US students building bridges with Russia

In the 1990s, Russian Studies was not a popular pick for students in American universities. However, nearly 20 years on from the collapse of the Soviet Union, things are changing.

A new generation of American students is strengthening relations between Russia and the US, one language lesson at a time. Although Russian student Alex Fischer has never been to Russia and has no Russian relatives, she is a self-professed Russian nerd.

“It started back in high school,” Fischer said. “I took a history class and did a lot of European history – studied the tsars, studied the Cold War.”

“I just sort of gained an interest in it that slowly grew over time, and now Russian is pretty much my life,” she added.

Many of Alex’s classmates feel the same way.
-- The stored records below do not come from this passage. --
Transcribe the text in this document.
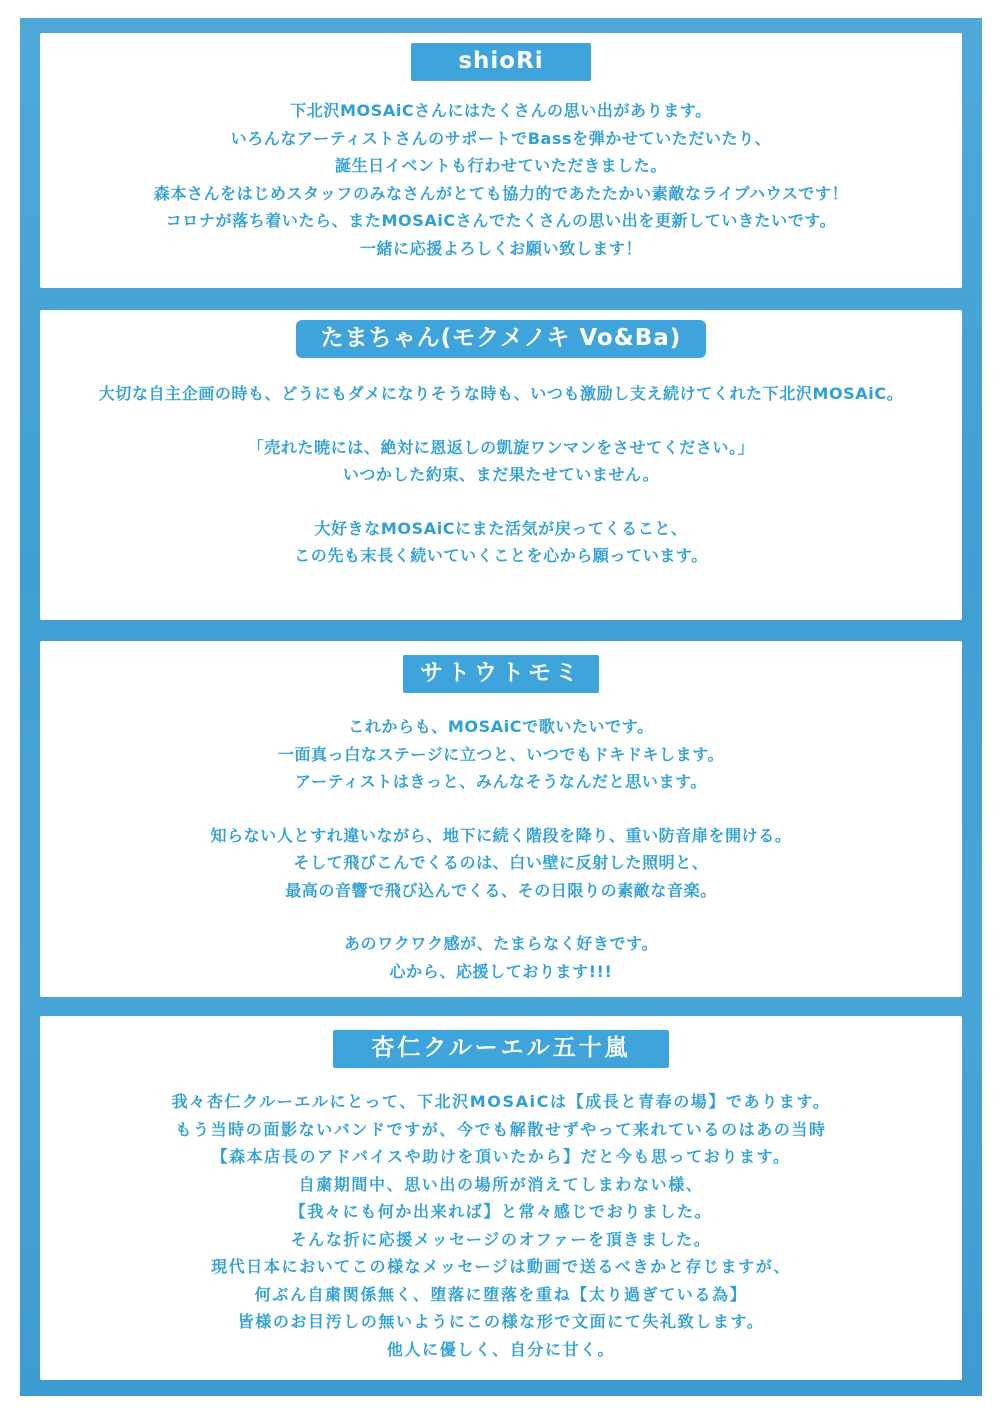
shioRi
下北沢MOSAiCさんにはたくさんの思い出があります。
いろんなアーティストさんのサポートでBassを弾かせていただいたり、
誕生日イベントも行わせていただきました。
森本さんをはじめスタッフのみなさんがとても協力的であたたかい素敵なライブハウスです！
コロナが落ち着いたら、またMOSAiCさんでたくさんの思い出を更新していきたいです。
一緒に応援よろしくお願い致します！
たまちゃん(モクメノキ Vo&Ba)
大切な自主企画の時も、どうにもダメになりそうな時も、いつも激励し支え続けてくれた下北沢MOSAiC。
「売れた暁には、絶対に恩返しの凱旋ワンマンをさせてください。」
いつかした約束、まだ果たせていません。
大好きなMOSAiCにまた活気が戻ってくること、
この先も末長く続いていくことを心から願っています。
サトウトモミ
これからも、MOSAiCで歌いたいです。
一面真っ白なステージに立つと、いつでもドキドキします。
アーティストはきっと、みんなそうなんだと思います。
知らない人とすれ違いながら、地下に続く階段を降り、重い防音扉を開ける。
そして飛びこんでくるのは、白い壁に反射した照明と、
最高の音響で飛び込んでくる、その日限りの素敵な音楽。
あのワクワク感が、たまらなく好きです。
心から、応援しております!!!
杏仁クルーエル五十嵐
我々杏仁クルーエルにとって、下北沢MOSAiCは【成長と青春の場】であります。
もう当時の面影ないバンドですが、今でも解散せずやって来れているのはあの当時
【森本店長のアドバイスや助けを頂いたから】だと今も思っております。
自粛期間中、思い出の場所が消えてしまわない様、
【我々にも何か出来れば】と常々感じでおりました。
そんな折に応援メッセージのオファーを頂きました。
現代日本においてこの様なメッセージは動画で送るべきかと存じますが、
何ぶん自粛関係無く、堕落に堕落を重ね【太り過ぎている為】
皆様のお目汚しの無いようにこの様な形で文面にて失礼致します。
他人に優しく、自分に甘く。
In her class of 16, only two have been to Russia at this point, but they all hope to pursue a career that somehow involves the country.

“I feel that Russia is a very important economic and political power and it is almost foolish to ignore it,” said one of the students.

Meanwhile, between 1989 and 1999 the number of students studying Russian in the United States halved, from 46,000 to 24,000.

Professor Dan Davidson, President of the American Council of Teachers of Russian, thinks that Americans just could not relate to Russia’s new identity.

“When the Soviet Union ceased to exist in December of 1991, there was a feeling for a while that the country had gone away,” he said. “And so why would you continue to study the language of a country that is not there anymore?”

However, since then, slowly, but steadily Russian is regaining popularity in the United States.

In the past two years, the number of students at the intermediate Russian class at George Washington University has doubled. The students say it is because their generation sees Russia differently.

”When my parents first realized I wanted to make this part of my life, they were still in that Cold War mode,” Alex Fischer said. “I think it is just a generational difference.”

Meanwhile, Professor Davidson says the increased interest in Russian studies shows the staying power of Russia on the global scene.

“What we have seen in the last decade is that the image of Russia has strengthened,” he said.

”There is a sense ‘Oh, now we know who it is, we know where it is. It is not the Soviet Union, it is Russia. It is one of the players on the international global scene – it is going to stay that way’,” he added.